The scanner portion comes with 866 pre-programmed freequencies, including all fifty states and the Canadian provinces. Setting the device for the state of your current location is as simple as pressing a button while watching the display scroll through the choices. You can choose to listen to either highway patrol frequencies, local police and highway patrol, or public weather channels. A knob on the side adjusts the volume of the somewhat tinny speaker. And, since many frequencies broadcast garbage in various forms, the Beatracker gives you the ability to lock out up to fifty unwanted frequencies.

The Mobile Extender feature only applies to highway patrol departments that use these short-range radios. In these areas, when a highway patrolman steps away from his car, signals to and from the patrol car are sent to their portable radios via the mobile extender. The BCT-10 picks up these signals. Using a numeric range display, you can determine the distance of the radio emissions. This can be very sensitive within short distances, but has a range of about three miles.

Properly utilizing the Beartracker involves developing a mental picture of the patrol environment around you. For example, listening to highway patrol frequencies, you can determine the general distance of specific patrol cars based upon the strength of their replies to the dispatcher. No reply from a patrolman, or a very weak one means that they are far enough away that you don't have to worry. A crisp transmission however, ensures that he is nearby. If the department is using mobile extenders, you will likely get additional alerts from the BCT-10 when the patrol car is very close.

One major caveat. Don't rely on the mobile extender feature until you've seen it in action. That's how you'll know if mobile extenders are in use. They don't use them in Alabama, so I've never had the thing go off, except a couple of times when I'm cresting a hill near several transmission towers.

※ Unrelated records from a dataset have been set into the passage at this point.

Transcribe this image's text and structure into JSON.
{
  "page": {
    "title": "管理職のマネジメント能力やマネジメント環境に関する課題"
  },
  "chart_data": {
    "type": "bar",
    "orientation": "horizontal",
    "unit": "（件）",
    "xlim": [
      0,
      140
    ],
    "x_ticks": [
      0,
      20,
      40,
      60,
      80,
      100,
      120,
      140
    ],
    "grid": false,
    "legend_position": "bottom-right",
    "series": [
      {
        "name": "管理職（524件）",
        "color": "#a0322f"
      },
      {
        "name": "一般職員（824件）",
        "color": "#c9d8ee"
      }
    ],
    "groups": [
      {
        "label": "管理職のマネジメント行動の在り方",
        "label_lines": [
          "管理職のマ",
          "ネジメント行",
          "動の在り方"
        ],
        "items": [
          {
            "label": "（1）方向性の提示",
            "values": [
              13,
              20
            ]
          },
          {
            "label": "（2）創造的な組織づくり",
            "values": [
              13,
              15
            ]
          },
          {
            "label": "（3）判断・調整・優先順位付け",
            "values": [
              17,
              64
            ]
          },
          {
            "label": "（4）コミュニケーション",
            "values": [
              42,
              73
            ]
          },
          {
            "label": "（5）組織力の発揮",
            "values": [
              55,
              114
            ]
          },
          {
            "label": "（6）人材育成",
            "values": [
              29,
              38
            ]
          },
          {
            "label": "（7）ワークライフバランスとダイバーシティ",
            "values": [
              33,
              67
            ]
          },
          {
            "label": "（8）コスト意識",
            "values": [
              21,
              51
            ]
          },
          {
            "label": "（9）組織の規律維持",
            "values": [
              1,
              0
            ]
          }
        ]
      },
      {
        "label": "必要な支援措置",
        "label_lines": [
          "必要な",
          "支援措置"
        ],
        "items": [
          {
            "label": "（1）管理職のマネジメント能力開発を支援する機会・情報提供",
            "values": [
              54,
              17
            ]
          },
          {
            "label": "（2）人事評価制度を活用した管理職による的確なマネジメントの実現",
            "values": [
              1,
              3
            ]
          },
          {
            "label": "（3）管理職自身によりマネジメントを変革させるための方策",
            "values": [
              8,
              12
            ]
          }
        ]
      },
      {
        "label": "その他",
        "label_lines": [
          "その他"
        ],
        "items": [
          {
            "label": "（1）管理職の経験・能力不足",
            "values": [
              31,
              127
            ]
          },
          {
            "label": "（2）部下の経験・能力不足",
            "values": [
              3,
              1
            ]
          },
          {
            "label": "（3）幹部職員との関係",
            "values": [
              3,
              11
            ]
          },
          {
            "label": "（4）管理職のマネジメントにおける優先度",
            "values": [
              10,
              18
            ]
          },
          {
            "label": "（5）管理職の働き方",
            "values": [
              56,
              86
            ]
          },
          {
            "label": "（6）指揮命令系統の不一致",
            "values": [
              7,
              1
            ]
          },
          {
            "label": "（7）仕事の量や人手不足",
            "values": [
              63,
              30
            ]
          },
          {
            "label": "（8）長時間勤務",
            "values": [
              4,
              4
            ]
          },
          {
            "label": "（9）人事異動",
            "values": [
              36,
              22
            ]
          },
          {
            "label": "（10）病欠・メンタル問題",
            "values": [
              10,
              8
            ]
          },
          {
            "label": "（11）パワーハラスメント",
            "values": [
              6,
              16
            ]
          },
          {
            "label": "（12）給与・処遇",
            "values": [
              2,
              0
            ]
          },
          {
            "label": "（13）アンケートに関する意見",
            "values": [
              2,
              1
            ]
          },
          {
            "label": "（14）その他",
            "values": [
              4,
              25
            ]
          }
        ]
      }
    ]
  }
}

But on my Florida trip, the BCT-10 paid for itself about twenty times over. Often, it would go off about thirty seconds before my radar detector! With this little box, you have the ability to sniff out troopers when they are not using their radar. And, considering the proliferance of Florida Highway Patrol, I had plenty of opportunities to see it in action.

There is a new model out, the BCT-12. I don't know if it offers more features, but it has probably had the frequencies updated. The street price on this gem is somewhere around $150, and is available from various electronics specialty sources. Even if you don't have mobile extenders in your area, the weather bands, along with the ability to listen to them call your license plate in, is worth the price.